The use of phosphorescence micromaterials for commercial textile products


  • Boris Mahltig Hochschule Niederrhein, Faculty of Textile- and Clothing Technology, Mönchengladbach, Germany
  • Clara Heil Hochschule Niederrhein, Faculty of Textile- and Clothing Technology, Mönchengladbach, Germany
  • Sarah Kaub Hochschule Niederrhein, Faculty of Textile- and Clothing Technology, Mönchengladbach, Germany
  • Jaydip Nareshbhai Kapadiya Hochschule Niederrhein, Faculty of Textile- and Clothing Technology, Mönchengladbach, Germany



Fluorescent textile products are manifold used. Compared to fluorescent textiles, phosphorescent textile products exhibit an afterglow effect even after the illumination is stopped. Phosphorescent textiles are less present as commercial products on the market. With this background the aim of the actual presentation is to investigate the properties of commercially available phosphorescent textile materials.
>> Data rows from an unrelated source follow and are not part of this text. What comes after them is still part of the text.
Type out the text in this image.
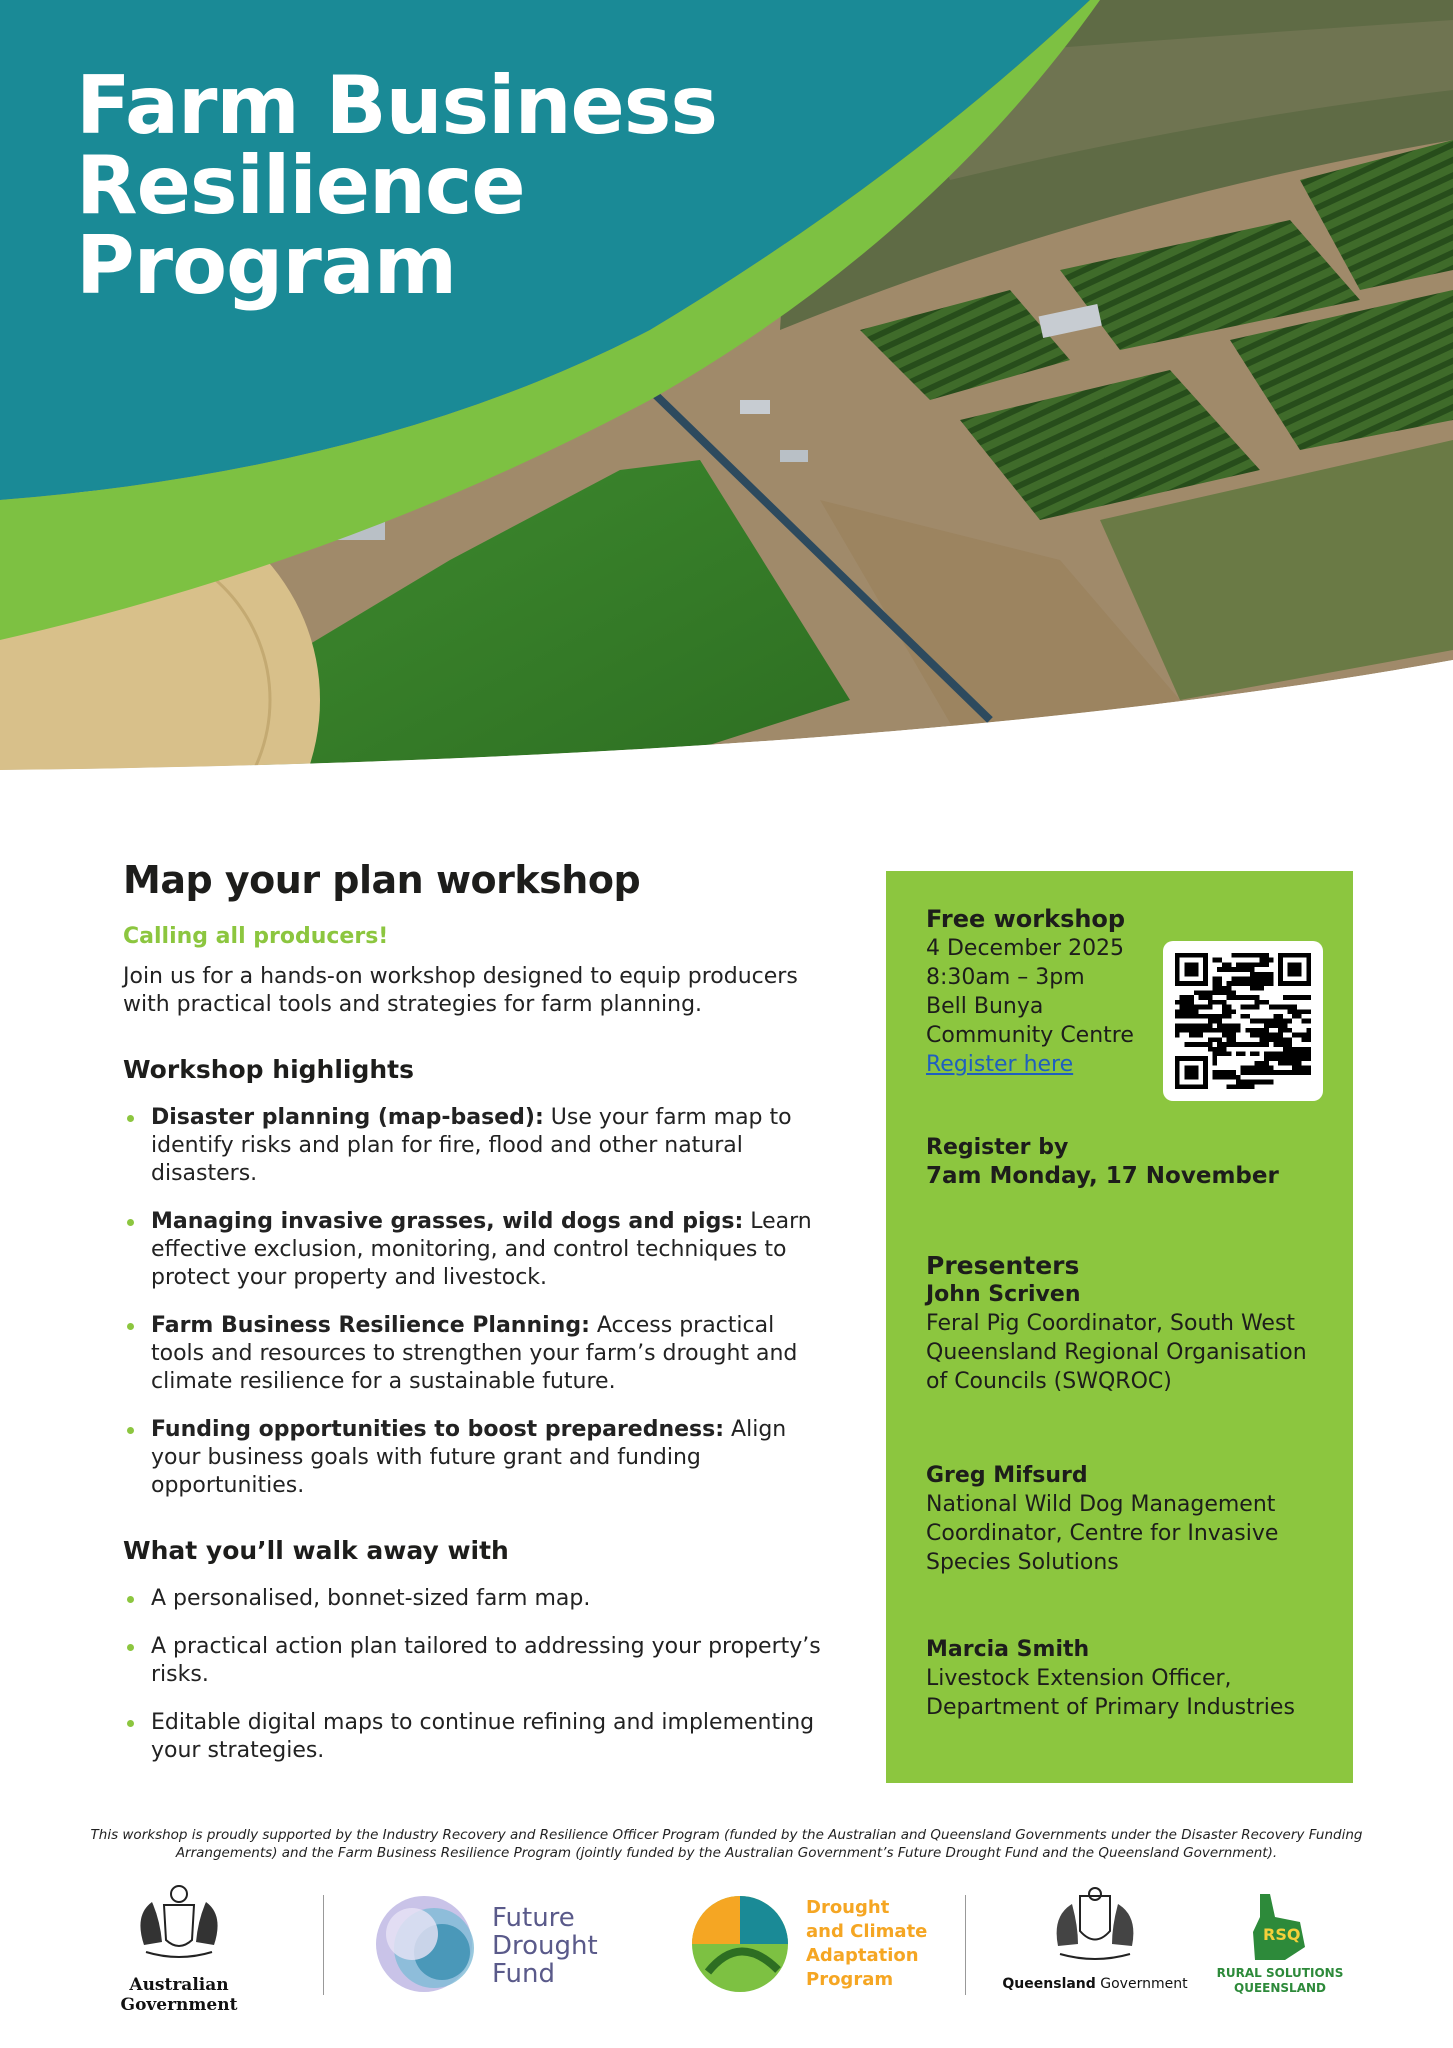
Farm Business
Resilience
Program
Map your plan workshop

Calling all producers!

Join us for a hands-on workshop designed to equip producers with practical tools and strategies for farm planning.

Workshop highlights
Disaster planning (map-based): Use your farm map to identify risks and plan for fire, flood and other natural disasters.
Managing invasive grasses, wild dogs and pigs: Learn effective exclusion, monitoring, and control techniques to protect your property and livestock.
Farm Business Resilience Planning: Access practical tools and resources to strengthen your farm’s drought and climate resilience for a sustainable future.
Funding opportunities to boost preparedness: Align your business goals with future grant and funding opportunities.
What you’ll walk away with
A personalised, bonnet-sized farm map.
A practical action plan tailored to addressing your property’s risks.
Editable digital maps to continue refining and implementing your strategies.
Free workshop

4 December 2025

8:30am – 3pm

Bell Bunya

Community Centre

Register here

Register by
7am Monday, 17 November
Presenters
John Scriven
Feral Pig Coordinator, South West Queensland Regional Organisation of Councils (SWQROC)
Greg Mifsurd
National Wild Dog Management Coordinator, Centre for Invasive Species Solutions
Marcia Smith
Livestock Extension Officer, Department of Primary Industries
This workshop is proudly supported by the Industry Recovery and Resilience Officer Program (funded by the Australian and Queensland Governments under the Disaster Recovery Funding Arrangements) and the Farm Business Resilience Program (jointly funded by the Australian Government’s Future Drought Fund and the Queensland Government).
Australian Government
Future
Drought
Fund
Drought
and Climate
Adaptation
Program	Queensland Government
RSQ
RURAL SOLUTIONS
QUEENSLAND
Investigations are performed by illumination under different light arrangement. Microscopy is performed by scanning electronic microscopy (SEM) and advanced light microscopy using UV light. Light emission of the samples is recorded by fluorescence spectroscopy. The chemical composition is determined by using electron dispersive spectroscopy (EDS). Depending on the type of sample, an afterglow effect can be determined up to 5 to 30 minutes after stopping the illumination with UV light. By SEM and EDS methods it is observed that the phosphorescent effects are realized by application of phosphorescent pigments, which can be best described as phosphorescent micromaterials. Depending on the product category, two different types of phosphorescent materials are used – doped strontium aluminates (SrAl2O4) and zinc sulfide (ZnS). Products based on doped strontium aluminates exhibit longer afterglow effects compared to products with ZnS pigments. However, the use of doped strontium aluminate is quite surprising for a commercial textile product, because of cost reasons. Finally, it can be stated that phosphorescent micromaterials are established materials for realization of functional textile products. These micromaterials can be found in every day products and are examples for innovative particle technology used in commercial consumer products.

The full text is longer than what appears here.